03.02 · Advanced RAG Patterns
Level: Advanced
Pre-reading: 03 · RAG · 03.01 · RAG Pipeline
Naive RAG Limitations
Basic RAG (embed → search → inject) degrades in several scenarios:
| Scenario | Problem | Advanced Solution |
|---|---|---|
| Query is vague | Embeddings don't match relevant code | HyDE — generate hypothetical answer first |
| Multi-hop reasoning | Answer requires reading 3+ connected files | Multi-hop retrieval / graph RAG |
| Code generates wrong query | Identifier mismatch (camelCase vs spaced) | Self-query with structured filters |
| Retrieved chunks are too noisy | Low signal-to-noise ratio | Contextual compression |
| Agent needs to verify a fact | Single chunk insufficient | Iterative retrieval |
HyDE — Hypothetical Document Embeddings
Instead of embedding the raw query, ask the LLM to generate what the ideal answer might look like, then embed and search for that.
graph LR
A[Query: Where is order total calculation?] --> B[LLM: generate hypothetical code snippet]
B --> C["hypothetical: 'BigDecimal calculateTotal(List items)...'"]
C --> D[Embed hypothetical → vector search]
D --> E[Much better retrieval match]
Why it works: The hypothetical document shares vocabulary (class names, method names) with actual code — producing a much closer embedding to the real files than the natural language query would.
Multi-Hop Retrieval
Some bug investigations require following a chain of references:
graph LR
A[Ticket: Bug in checkout] --> B[Retrieve: CheckoutService]
B --> C[Found reference to PaymentGateway.charge]
C --> D[Retrieve: PaymentGateway]
D --> E[Found external API call to StripeClient]
E --> F[Retrieve: StripeClient]
F --> G[Full context: 3 hops deep]
The agent iteratively retrieves, reads, identifies cross-references, and retrieves again. LangGraph makes this loop easy to express as a graph with conditional edges.
Self-Query Retrieval
For structured codebases with rich metadata, let the LLM generate a structured filter query instead of relying purely on vector search.
User query: "Find all Kafka consumer methods in the notification service"
LLM generates:
{
"filter": { "service": "notification-service", "annotation": "@KafkaListener" },
"semantic_query": "Kafka consumer message processing"
}
The filter drastically narrows the search space; the semantic query handles the content match.
Contextual Compression
Retrieved chunks often contain boilerplate that adds noise. Before injecting into the prompt, compress each chunk to keep only the relevant portion.
graph LR
A[Query: fix null check in createOrder] --> B[Retrieved: full OrderController.java]
B --> C[Compression LLM: extract only createOrder method]
C --> D[Compressed chunk: 100 tokens instead of 800]
D --> E[Inject into main prompt]
Use a cheap, fast model (GPT-4o-mini) for compression. This reduces the tokens sent to the expensive model while improving signal quality.
RAPTOR — Recursive Abstractive Processing for Tree-Organised Retrieval
For very large codebases (1000+ files), standard flat retrieval can miss high-level patterns.
RAPTOR builds a tree of summaries:
Level 0: Raw code chunks (leaf nodes)
Level 1: Method-level summaries
Level 2: Class-level summaries
Level 3: Service-level summaries
Level 4: Domain/architecture summary
Retrieval can happen at any level, then drill down. Useful for answering "what service handles payments?" (level 3–4) vs. "how is the payment amount validated?" (level 0–1).
Agentic RAG
The natural evolution: instead of RAG being a fixed pre-processing step, the agent decides when and what to retrieve as part of its ReAct loop.
graph TD
A[Agent: Thought] --> B{Do I have enough context?}
B -->|No| C[Action: retrieve_context query]

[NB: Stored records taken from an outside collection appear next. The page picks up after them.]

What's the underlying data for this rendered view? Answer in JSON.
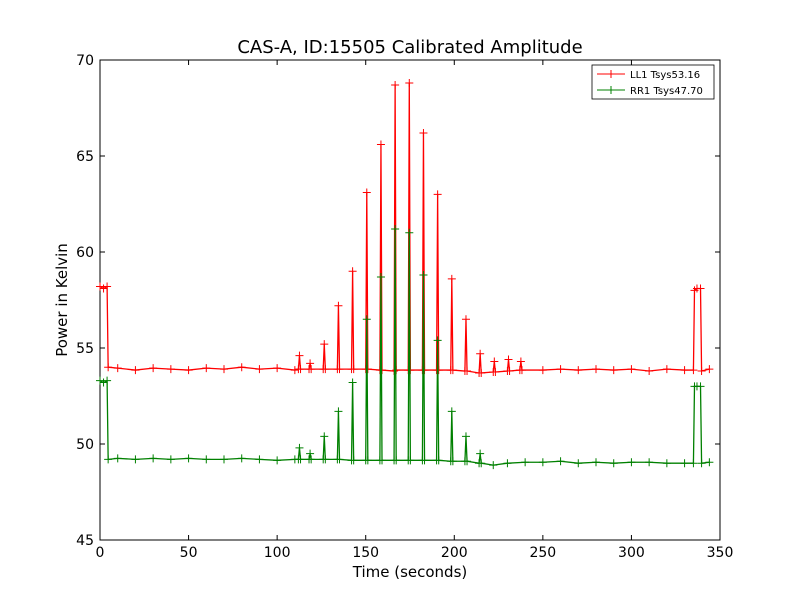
{
  "chart_data": {
    "type": "line",
    "title": "CAS-A, ID:15505 Calibrated Amplitude",
    "xlabel": "Time (seconds)",
    "ylabel": "Power in Kelvin",
    "xlim": [
      0,
      350
    ],
    "ylim": [
      45,
      70
    ],
    "xticks": [
      0,
      50,
      100,
      150,
      200,
      250,
      300,
      350
    ],
    "yticks": [
      45,
      50,
      55,
      60,
      65,
      70
    ],
    "grid": false,
    "legend_position": "top-right",
    "series": [
      {
        "name": "LL1 Tsys53.16",
        "color": "#ff0000",
        "marker": "+",
        "points": [
          [
            0,
            58.2
          ],
          [
            2,
            58.1
          ],
          [
            4,
            58.2
          ],
          [
            4.6,
            54.0
          ],
          [
            10,
            53.95
          ],
          [
            20,
            53.85
          ],
          [
            30,
            53.95
          ],
          [
            40,
            53.9
          ],
          [
            50,
            53.85
          ],
          [
            60,
            53.95
          ],
          [
            70,
            53.9
          ],
          [
            80,
            54.0
          ],
          [
            90,
            53.9
          ],
          [
            100,
            53.95
          ],
          [
            110,
            53.85
          ],
          [
            112,
            53.9
          ],
          [
            112.6,
            54.6
          ],
          [
            113.2,
            53.9
          ],
          [
            118,
            53.9
          ],
          [
            118.6,
            54.2
          ],
          [
            119.2,
            53.9
          ],
          [
            126,
            53.9
          ],
          [
            126.6,
            55.2
          ],
          [
            127.2,
            53.9
          ],
          [
            134,
            53.9
          ],
          [
            134.6,
            57.2
          ],
          [
            135.2,
            53.9
          ],
          [
            142,
            53.9
          ],
          [
            142.6,
            59.0
          ],
          [
            143.2,
            53.9
          ],
          [
            150,
            53.9
          ],
          [
            150.6,
            63.1
          ],
          [
            151.2,
            53.9
          ],
          [
            158,
            53.85
          ],
          [
            158.6,
            65.6
          ],
          [
            159.2,
            53.85
          ],
          [
            166,
            53.8
          ],
          [
            166.6,
            68.7
          ],
          [
            167.2,
            53.85
          ],
          [
            174,
            53.85
          ],
          [
            174.6,
            68.8
          ],
          [
            175.2,
            53.85
          ],
          [
            182,
            53.85
          ],
          [
            182.6,
            66.2
          ],
          [
            183.2,
            53.85
          ],
          [
            190,
            53.85
          ],
          [
            190.6,
            63.0
          ],
          [
            191.2,
            53.85
          ],
          [
            198,
            53.85
          ],
          [
            198.6,
            58.6
          ],
          [
            199.2,
            53.85
          ],
          [
            206,
            53.8
          ],
          [
            206.6,
            56.5
          ],
          [
            207.2,
            53.8
          ],
          [
            214,
            53.7
          ],
          [
            214.6,
            54.7
          ],
          [
            215.2,
            53.7
          ],
          [
            222,
            53.75
          ],
          [
            222.6,
            54.3
          ],
          [
            223.2,
            53.75
          ],
          [
            230,
            53.8
          ],
          [
            230.6,
            54.4
          ],
          [
            231.2,
            53.8
          ],
          [
            237,
            53.85
          ],
          [
            237.6,
            54.3
          ],
          [
            238.2,
            53.85
          ],
          [
            250,
            53.85
          ],
          [
            260,
            53.9
          ],
          [
            270,
            53.85
          ],
          [
            280,
            53.9
          ],
          [
            290,
            53.85
          ],
          [
            300,
            53.9
          ],
          [
            310,
            53.8
          ],
          [
            320,
            53.9
          ],
          [
            330,
            53.85
          ],
          [
            335,
            53.85
          ],
          [
            335.6,
            58.0
          ],
          [
            337,
            58.1
          ],
          [
            339,
            58.1
          ],
          [
            339.6,
            53.8
          ],
          [
            344,
            53.9
          ]
        ]
      },
      {
        "name": "RR1 Tsys47.70",
        "color": "#008000",
        "marker": "+",
        "points": [
          [
            0,
            53.3
          ],
          [
            2,
            53.2
          ],
          [
            4,
            53.3
          ],
          [
            4.6,
            49.2
          ],
          [
            10,
            49.25
          ],
          [
            20,
            49.2
          ],
          [
            30,
            49.25
          ],
          [
            40,
            49.2
          ],
          [
            50,
            49.25
          ],
          [
            60,
            49.2
          ],
          [
            70,
            49.2
          ],
          [
            80,
            49.25
          ],
          [
            90,
            49.2
          ],
          [
            100,
            49.15
          ],
          [
            110,
            49.2
          ],
          [
            112,
            49.2
          ],
          [
            112.6,
            49.8
          ],
          [
            113.2,
            49.2
          ],
          [
            118,
            49.2
          ],
          [
            118.6,
            49.5
          ],
          [
            119.2,
            49.2
          ],
          [
            126,
            49.2
          ],
          [
            126.6,
            50.4
          ],
          [
            127.2,
            49.2
          ],
          [
            134,
            49.2
          ],
          [
            134.6,
            51.7
          ],
          [
            135.2,
            49.2
          ],
          [
            142,
            49.15
          ],
          [
            142.6,
            53.2
          ],
          [
            143.2,
            49.15
          ],
          [
            150,
            49.15
          ],
          [
            150.6,
            56.5
          ],
          [
            151.2,
            49.15
          ],
          [
            158,
            49.15
          ],
          [
            158.6,
            58.7
          ],
          [
            159.2,
            49.15
          ],
          [
            166,
            49.15
          ],
          [
            166.6,
            61.2
          ],
          [
            167.2,
            49.15
          ],
          [
            174,
            49.15
          ],
          [
            174.6,
            61.0
          ],
          [
            175.2,
            49.15
          ],
          [
            182,
            49.15
          ],
          [
            182.6,
            58.8
          ],
          [
            183.2,
            49.15
          ],
          [
            190,
            49.15
          ],
          [
            190.6,
            55.4
          ],
          [
            191.2,
            49.15
          ],
          [
            198,
            49.1
          ],
          [
            198.6,
            51.7
          ],
          [
            199.2,
            49.1
          ],
          [
            206,
            49.1
          ],
          [
            206.6,
            50.4
          ],
          [
            207.2,
            49.1
          ],
          [
            214,
            49.0
          ],
          [
            214.6,
            49.5
          ],
          [
            215.2,
            49.0
          ],
          [
            222,
            48.9
          ],
          [
            230,
            49.0
          ],
          [
            240,
            49.05
          ],
          [
            250,
            49.05
          ],
          [
            260,
            49.1
          ],
          [
            270,
            49.0
          ],
          [
            280,
            49.05
          ],
          [
            290,
            49.0
          ],
          [
            300,
            49.05
          ],
          [
            310,
            49.05
          ],
          [
            320,
            49.0
          ],
          [
            330,
            49.0
          ],
          [
            335,
            49.0
          ],
          [
            335.6,
            53.0
          ],
          [
            337,
            53.0
          ],
          [
            339,
            53.0
          ],
          [
            339.6,
            49.0
          ],
          [
            344,
            49.05
          ]
        ]
      }
    ]
  }
}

C --> D[Observation: relevant chunks]
D --> A
B -->|Yes| E[Action: generate_solution]
This is more flexible but requires careful loop budgeting to avoid excessive retrieval calls.

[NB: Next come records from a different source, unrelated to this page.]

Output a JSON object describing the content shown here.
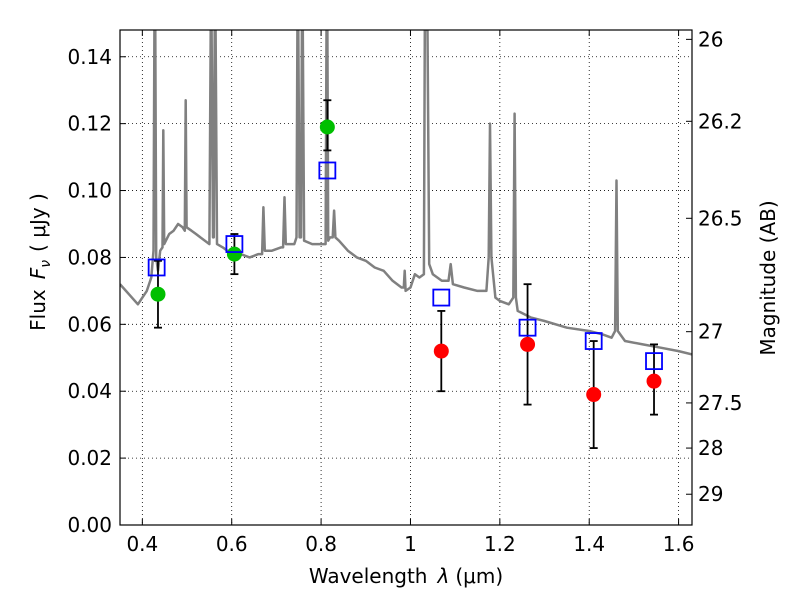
{
  "chart_data": {
    "type": "scatter",
    "xlabel_text": "Wavelength",
    "xlabel_symbol": "λ",
    "xlabel_unit": "(μm)",
    "ylabel_text": "Flux",
    "ylabel_symbol": "F",
    "ylabel_subscript": "ν",
    "ylabel_unit": "( μJy )",
    "y2label": "Magnitude (AB)",
    "xlim": [
      0.35,
      1.63
    ],
    "ylim": [
      0.0,
      0.148
    ],
    "grid": true,
    "xticks": [
      {
        "v": 0.4,
        "label": "0.4"
      },
      {
        "v": 0.6,
        "label": "0.6"
      },
      {
        "v": 0.8,
        "label": "0.8"
      },
      {
        "v": 1.0,
        "label": "1"
      },
      {
        "v": 1.2,
        "label": "1.2"
      },
      {
        "v": 1.4,
        "label": "1.4"
      },
      {
        "v": 1.6,
        "label": "1.6"
      }
    ],
    "yticks": [
      {
        "v": 0.0,
        "label": "0.00"
      },
      {
        "v": 0.02,
        "label": "0.02"
      },
      {
        "v": 0.04,
        "label": "0.04"
      },
      {
        "v": 0.06,
        "label": "0.06"
      },
      {
        "v": 0.08,
        "label": "0.08"
      },
      {
        "v": 0.1,
        "label": "0.10"
      },
      {
        "v": 0.12,
        "label": "0.12"
      },
      {
        "v": 0.14,
        "label": "0.14"
      }
    ],
    "y2ticks": [
      {
        "flux": 0.1452,
        "label": "26"
      },
      {
        "flux": 0.1207,
        "label": "26.2"
      },
      {
        "flux": 0.0917,
        "label": "26.5"
      },
      {
        "flux": 0.0578,
        "label": "27"
      },
      {
        "flux": 0.0365,
        "label": "27.5"
      },
      {
        "flux": 0.023,
        "label": "28"
      },
      {
        "flux": 0.0092,
        "label": "29"
      }
    ],
    "series": [
      {
        "name": "model spectrum",
        "kind": "line",
        "color": "#808080",
        "points": [
          [
            0.35,
            0.072
          ],
          [
            0.37,
            0.069
          ],
          [
            0.39,
            0.066
          ],
          [
            0.41,
            0.07
          ],
          [
            0.42,
            0.074
          ],
          [
            0.425,
            0.082
          ],
          [
            0.427,
            0.148
          ],
          [
            0.429,
            0.148
          ],
          [
            0.431,
            0.08
          ],
          [
            0.435,
            0.076
          ],
          [
            0.44,
            0.082
          ],
          [
            0.445,
            0.083
          ],
          [
            0.447,
            0.118
          ],
          [
            0.449,
            0.084
          ],
          [
            0.46,
            0.087
          ],
          [
            0.47,
            0.088
          ],
          [
            0.48,
            0.09
          ],
          [
            0.49,
            0.089
          ],
          [
            0.495,
            0.088
          ],
          [
            0.497,
            0.127
          ],
          [
            0.499,
            0.089
          ],
          [
            0.51,
            0.088
          ],
          [
            0.52,
            0.087
          ],
          [
            0.53,
            0.086
          ],
          [
            0.54,
            0.085
          ],
          [
            0.55,
            0.084
          ],
          [
            0.553,
            0.148
          ],
          [
            0.555,
            0.148
          ],
          [
            0.558,
            0.086
          ],
          [
            0.56,
            0.086
          ],
          [
            0.562,
            0.148
          ],
          [
            0.564,
            0.148
          ],
          [
            0.567,
            0.084
          ],
          [
            0.58,
            0.083
          ],
          [
            0.59,
            0.082
          ],
          [
            0.6,
            0.081
          ],
          [
            0.62,
            0.081
          ],
          [
            0.64,
            0.08
          ],
          [
            0.66,
            0.081
          ],
          [
            0.668,
            0.081
          ],
          [
            0.671,
            0.095
          ],
          [
            0.674,
            0.082
          ],
          [
            0.69,
            0.082
          ],
          [
            0.71,
            0.083
          ],
          [
            0.715,
            0.083
          ],
          [
            0.718,
            0.098
          ],
          [
            0.721,
            0.084
          ],
          [
            0.73,
            0.084
          ],
          [
            0.74,
            0.084
          ],
          [
            0.745,
            0.086
          ],
          [
            0.747,
            0.148
          ],
          [
            0.749,
            0.148
          ],
          [
            0.752,
            0.086
          ],
          [
            0.755,
            0.086
          ],
          [
            0.757,
            0.148
          ],
          [
            0.759,
            0.148
          ],
          [
            0.762,
            0.085
          ],
          [
            0.78,
            0.084
          ],
          [
            0.8,
            0.084
          ],
          [
            0.81,
            0.084
          ],
          [
            0.812,
            0.148
          ],
          [
            0.814,
            0.148
          ],
          [
            0.816,
            0.085
          ],
          [
            0.82,
            0.086
          ],
          [
            0.826,
            0.086
          ],
          [
            0.829,
            0.094
          ],
          [
            0.832,
            0.086
          ],
          [
            0.84,
            0.085
          ],
          [
            0.86,
            0.082
          ],
          [
            0.88,
            0.08
          ],
          [
            0.9,
            0.079
          ],
          [
            0.92,
            0.077
          ],
          [
            0.94,
            0.076
          ],
          [
            0.96,
            0.073
          ],
          [
            0.98,
            0.071
          ],
          [
            0.985,
            0.071
          ],
          [
            0.987,
            0.076
          ],
          [
            0.989,
            0.07
          ],
          [
            1.0,
            0.071
          ],
          [
            1.01,
            0.075
          ],
          [
            1.02,
            0.074
          ],
          [
            1.03,
            0.075
          ],
          [
            1.032,
            0.148
          ],
          [
            1.038,
            0.148
          ],
          [
            1.042,
            0.078
          ],
          [
            1.05,
            0.075
          ],
          [
            1.07,
            0.073
          ],
          [
            1.085,
            0.073
          ],
          [
            1.09,
            0.078
          ],
          [
            1.095,
            0.072
          ],
          [
            1.12,
            0.071
          ],
          [
            1.15,
            0.07
          ],
          [
            1.17,
            0.07
          ],
          [
            1.175,
            0.08
          ],
          [
            1.178,
            0.12
          ],
          [
            1.181,
            0.08
          ],
          [
            1.19,
            0.068
          ],
          [
            1.2,
            0.067
          ],
          [
            1.22,
            0.066
          ],
          [
            1.23,
            0.068
          ],
          [
            1.233,
            0.123
          ],
          [
            1.236,
            0.068
          ],
          [
            1.24,
            0.064
          ],
          [
            1.27,
            0.062
          ],
          [
            1.3,
            0.061
          ],
          [
            1.35,
            0.059
          ],
          [
            1.4,
            0.058
          ],
          [
            1.43,
            0.057
          ],
          [
            1.45,
            0.056
          ],
          [
            1.458,
            0.058
          ],
          [
            1.461,
            0.103
          ],
          [
            1.464,
            0.058
          ],
          [
            1.48,
            0.055
          ],
          [
            1.52,
            0.054
          ],
          [
            1.56,
            0.053
          ],
          [
            1.6,
            0.052
          ],
          [
            1.63,
            0.051
          ]
        ]
      },
      {
        "name": "green detections",
        "kind": "points",
        "marker": "circle",
        "color": "#00bf00",
        "points": [
          {
            "x": 0.435,
            "y": 0.069,
            "lo": 0.059,
            "hi": 0.079
          },
          {
            "x": 0.606,
            "y": 0.081,
            "lo": 0.075,
            "hi": 0.087
          },
          {
            "x": 0.814,
            "y": 0.119,
            "lo": 0.112,
            "hi": 0.127
          }
        ]
      },
      {
        "name": "red detections",
        "kind": "points",
        "marker": "circle",
        "color": "#ff0000",
        "points": [
          {
            "x": 1.069,
            "y": 0.052,
            "lo": 0.04,
            "hi": 0.064
          },
          {
            "x": 1.262,
            "y": 0.054,
            "lo": 0.036,
            "hi": 0.072
          },
          {
            "x": 1.41,
            "y": 0.039,
            "lo": 0.023,
            "hi": 0.055
          },
          {
            "x": 1.545,
            "y": 0.043,
            "lo": 0.033,
            "hi": 0.054
          }
        ]
      },
      {
        "name": "model photometry",
        "kind": "points",
        "marker": "square",
        "color": "#0000ff",
        "points": [
          {
            "x": 0.432,
            "y": 0.077
          },
          {
            "x": 0.606,
            "y": 0.084
          },
          {
            "x": 0.814,
            "y": 0.106
          },
          {
            "x": 1.069,
            "y": 0.068
          },
          {
            "x": 1.262,
            "y": 0.059
          },
          {
            "x": 1.41,
            "y": 0.055
          },
          {
            "x": 1.545,
            "y": 0.049
          }
        ]
      }
    ]
  }
}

When should you use HyDE vs. standard embedding search?
Use HyDE when your users ask natural language questions that are semantically far from technical code (e.g., "where is the billing logic?" vs. BillingService.calculateInvoice()). In practice, HyDE adds ~1 LLM call of latency — acceptable for interactive queries, potentially too slow for batch pipeline steps.
How do you evaluate RAG quality?
Use RAGAS (Retrieval-Augmented Generation Assessment) — a framework that measures: Faithfulness (does the answer match the retrieved context?), Answer Relevancy (is the answer relevant to the query?), Context Recall (did retrieval find everything needed?). Set minimum threshold scores as a CI gate on your RAG pipeline.